One common thing here that people have like sort of periodic variations, and this can be in all scales like in the example, here with the heartbeat the variations in the second and minute scales, but if you are looking at other phenomena’s it could be variations in weight over the scale of a month, or it could be seasonal variations.
And for extra fun, of course, these different periodic variations can overlap and that is really complicated patterns. So here you probably can see anything, and basically I looked at days where I had a really long tough hike, and I can see the following day my resting heart rate goes way up and then it drops back to normal and slightly overcompensate. So not the breaking scientific discovery, but it is interesting to read about stuff and actually kind of reproduce it and see. Yes indeed, my body works this way too.

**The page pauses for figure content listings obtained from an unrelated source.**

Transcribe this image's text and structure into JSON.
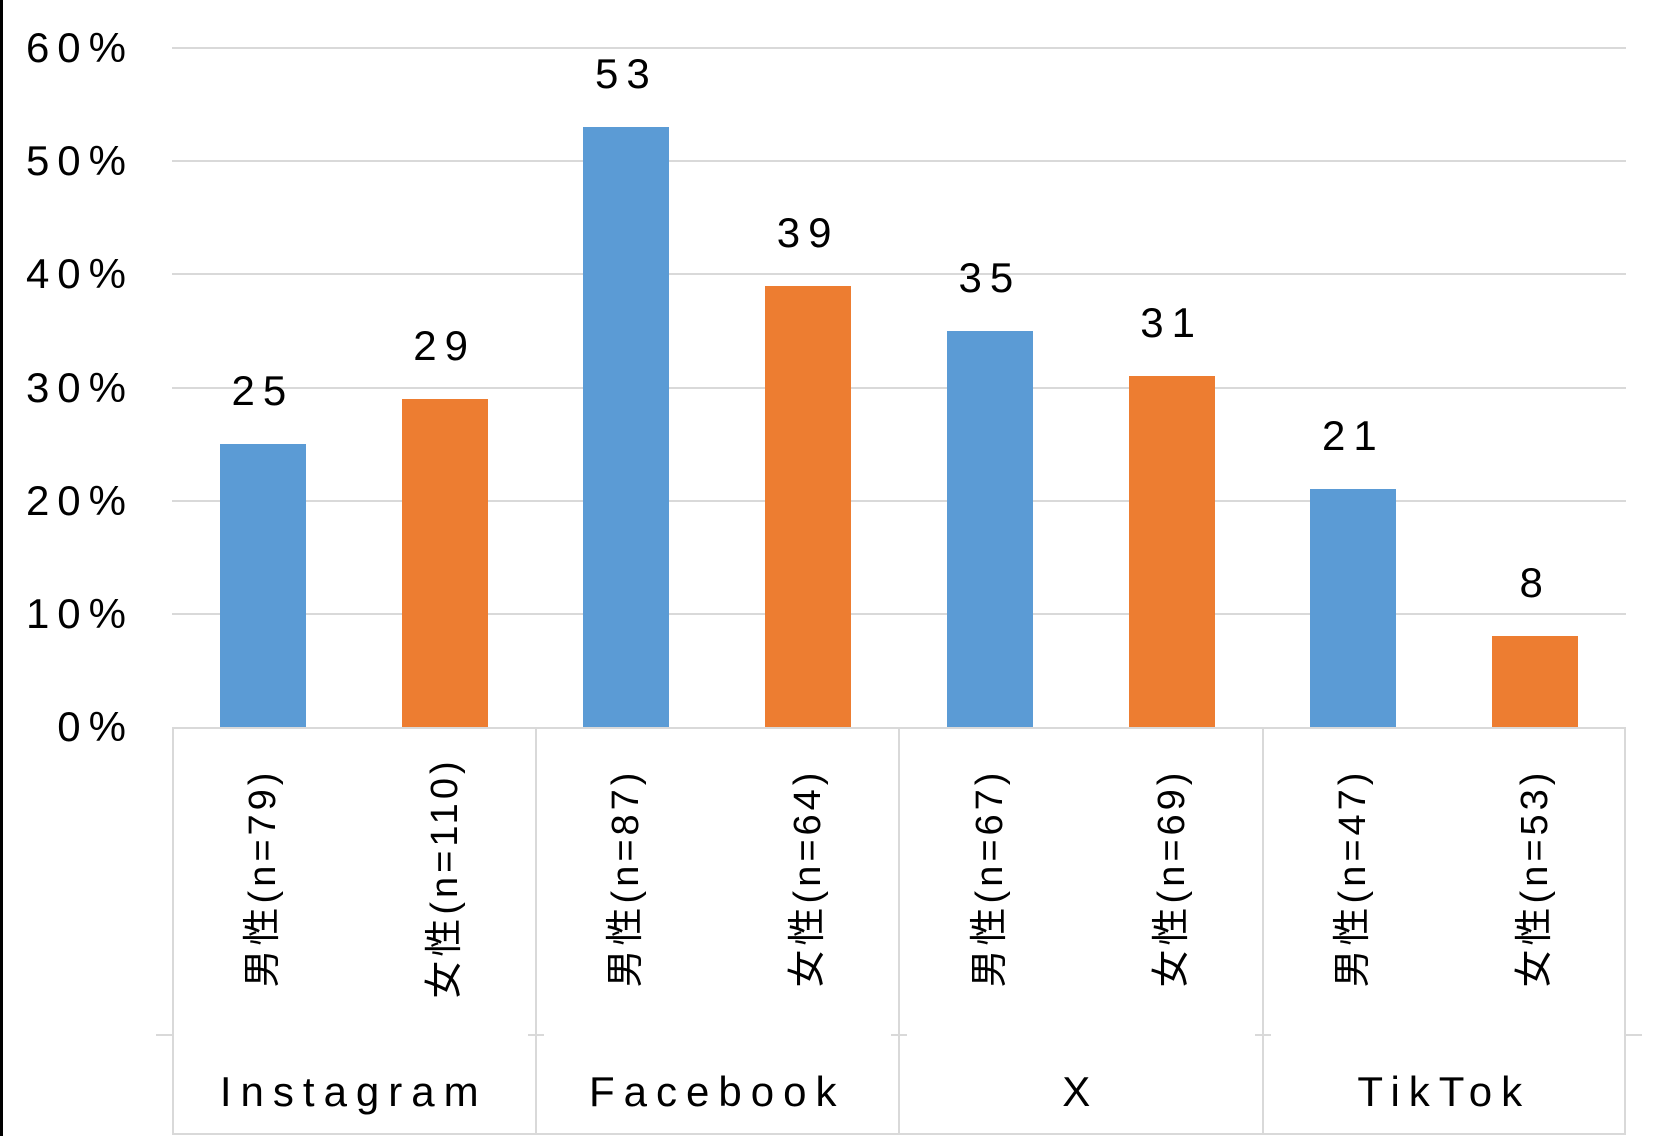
{
  "chart_data": {
    "type": "bar",
    "title": "",
    "xlabel": "",
    "ylabel": "",
    "legend": "none",
    "grid": "horizontal",
    "yaxis": {
      "min": 0,
      "max": 60,
      "step": 10,
      "tick_labels": [
        "0%",
        "10%",
        "20%",
        "30%",
        "40%",
        "50%",
        "60%"
      ]
    },
    "series": [
      {
        "name": "男性",
        "color": "#5B9BD5"
      },
      {
        "name": "女性",
        "color": "#ED7D31"
      }
    ],
    "categories": [
      {
        "label": "Instagram",
        "bars": [
          {
            "series": "男性",
            "tick": "男性(n=79)",
            "value": 25
          },
          {
            "series": "女性",
            "tick": "女性(n=110)",
            "value": 29
          }
        ]
      },
      {
        "label": "Facebook",
        "bars": [
          {
            "series": "男性",
            "tick": "男性(n=87)",
            "value": 53
          },
          {
            "series": "女性",
            "tick": "女性(n=64)",
            "value": 39
          }
        ]
      },
      {
        "label": "X",
        "bars": [
          {
            "series": "男性",
            "tick": "男性(n=67)",
            "value": 35
          },
          {
            "series": "女性",
            "tick": "女性(n=69)",
            "value": 31
          }
        ]
      },
      {
        "label": "TikTok",
        "bars": [
          {
            "series": "男性",
            "tick": "男性(n=47)",
            "value": 21
          },
          {
            "series": "女性",
            "tick": "女性(n=53)",
            "value": 8
          }
        ]
      }
    ],
    "colors": {
      "bar_male": "#5B9BD5",
      "bar_female": "#ED7D31",
      "gridline": "#D9D9D9",
      "axis_box": "#D9D9D9",
      "text": "#000000",
      "left_edge_line": "#000000"
    }
  }
}
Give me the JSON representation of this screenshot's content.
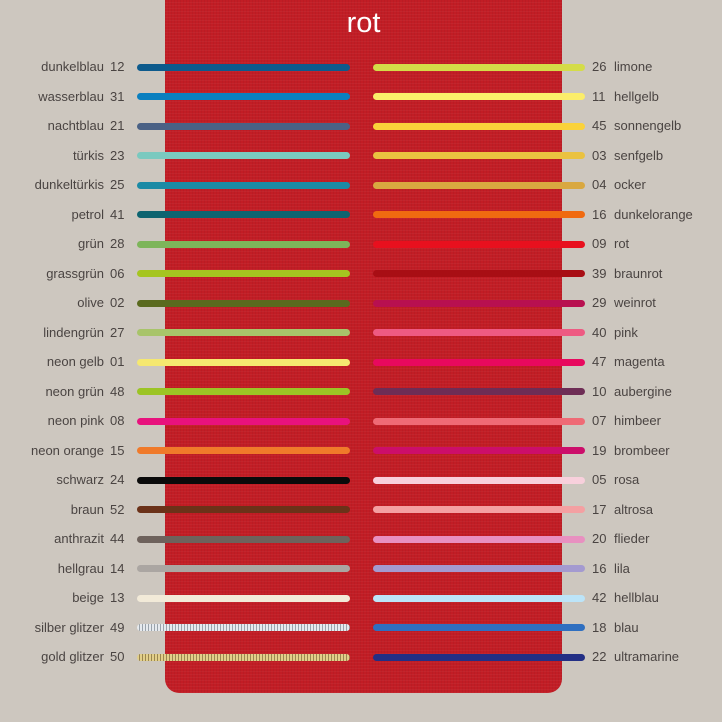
{
  "title": "rot",
  "colors": {
    "background": "#cdc7bf",
    "panel": "#c21d25",
    "title_text": "#ffffff",
    "label_text": "#4a4442"
  },
  "left": [
    {
      "name": "dunkelblau",
      "code": "12",
      "color": "#0d5a8c"
    },
    {
      "name": "wasserblau",
      "code": "31",
      "color": "#0a7fbf"
    },
    {
      "name": "nachtblau",
      "code": "21",
      "color": "#4a6185"
    },
    {
      "name": "türkis",
      "code": "23",
      "color": "#7ac9bf"
    },
    {
      "name": "dunkeltürkis",
      "code": "25",
      "color": "#1a8aa5"
    },
    {
      "name": "petrol",
      "code": "41",
      "color": "#0d6470"
    },
    {
      "name": "grün",
      "code": "28",
      "color": "#7db55a"
    },
    {
      "name": "grassgrün",
      "code": "06",
      "color": "#a5c520"
    },
    {
      "name": "olive",
      "code": "02",
      "color": "#5a6a1e"
    },
    {
      "name": "lindengrün",
      "code": "27",
      "color": "#a8c46a"
    },
    {
      "name": "neon gelb",
      "code": "01",
      "color": "#f5e870"
    },
    {
      "name": "neon grün",
      "code": "48",
      "color": "#9cc425"
    },
    {
      "name": "neon pink",
      "code": "08",
      "color": "#e8127d"
    },
    {
      "name": "neon orange",
      "code": "15",
      "color": "#f07a2a"
    },
    {
      "name": "schwarz",
      "code": "24",
      "color": "#0a0a0a"
    },
    {
      "name": "braun",
      "code": "52",
      "color": "#6b3219"
    },
    {
      "name": "anthrazit",
      "code": "44",
      "color": "#6e625c"
    },
    {
      "name": "hellgrau",
      "code": "14",
      "color": "#aba6a2"
    },
    {
      "name": "beige",
      "code": "13",
      "color": "#f2ead8"
    },
    {
      "name": "silber glitzer",
      "code": "49",
      "color": "#c8d0d6"
    },
    {
      "name": "gold glitzer",
      "code": "50",
      "color": "#cdb570"
    }
  ],
  "right": [
    {
      "name": "limone",
      "code": "26",
      "color": "#d4dc48"
    },
    {
      "name": "hellgelb",
      "code": "11",
      "color": "#fbed6a"
    },
    {
      "name": "sonnengelb",
      "code": "45",
      "color": "#fad23a"
    },
    {
      "name": "senfgelb",
      "code": "03",
      "color": "#eac240"
    },
    {
      "name": "ocker",
      "code": "04",
      "color": "#d9a840"
    },
    {
      "name": "dunkelorange",
      "code": "16",
      "color": "#f06a10"
    },
    {
      "name": "rot",
      "code": "09",
      "color": "#e8101e"
    },
    {
      "name": "braunrot",
      "code": "39",
      "color": "#a80e14"
    },
    {
      "name": "weinrot",
      "code": "29",
      "color": "#b81050"
    },
    {
      "name": "pink",
      "code": "40",
      "color": "#ee5a82"
    },
    {
      "name": "magenta",
      "code": "47",
      "color": "#e8095e"
    },
    {
      "name": "aubergine",
      "code": "10",
      "color": "#6e2d55"
    },
    {
      "name": "himbeer",
      "code": "07",
      "color": "#ef6a75"
    },
    {
      "name": "brombeer",
      "code": "19",
      "color": "#cc0e6a"
    },
    {
      "name": "rosa",
      "code": "05",
      "color": "#f8d0dc"
    },
    {
      "name": "altrosa",
      "code": "17",
      "color": "#f4a0a2"
    },
    {
      "name": "flieder",
      "code": "20",
      "color": "#e890c0"
    },
    {
      "name": "lila",
      "code": "16",
      "color": "#a49ad0"
    },
    {
      "name": "hellblau",
      "code": "42",
      "color": "#bce4f8"
    },
    {
      "name": "blau",
      "code": "18",
      "color": "#2f6fc0"
    },
    {
      "name": "ultramarine",
      "code": "22",
      "color": "#232f85"
    }
  ]
}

You can see also that the heart rate is a bit elevated in the day that I go for the hike, and that is because I was woken up by an alarm clock and somehow I don’t like that. Also another thing to take into consideration when you are trying to reproducible measurements.
This example, here can go in either direction and we have a common pattern that have changes. See have to be really careful about the timescale in which you are measuring, because you know if you are not measuring the long enough you will may be say there is a huge upward trend, but if you continued measuring, you will discover that there is actually nothing really happening in the long run, and you aren’t then back pretty much to normal.
Or just in this case, where we change something, and initially for a while there could be pretty much no notable change, but perhaps maybe only after a few days, or if you weeks and suddenly there is a big impact.
So my takeaway lessons that while you can expect like pulling in all of your data and run some of statistical procedures and discover all those amazing new correlations you not going to have a good time. In reality it’s more like you expect. You read about something and you have some expectations and you want to go back and test, and do I really see this correlation or not. And to be honest. Often you will and won’t be able to confirm this correlation, but it’s still useful.
So I am going to have an office hours tomorrow and I didn’t have the guts to publish all of my data, but it is openly available, if you want to have a look at my data, or maybe bring your own data tomorrow at 1:30 I think.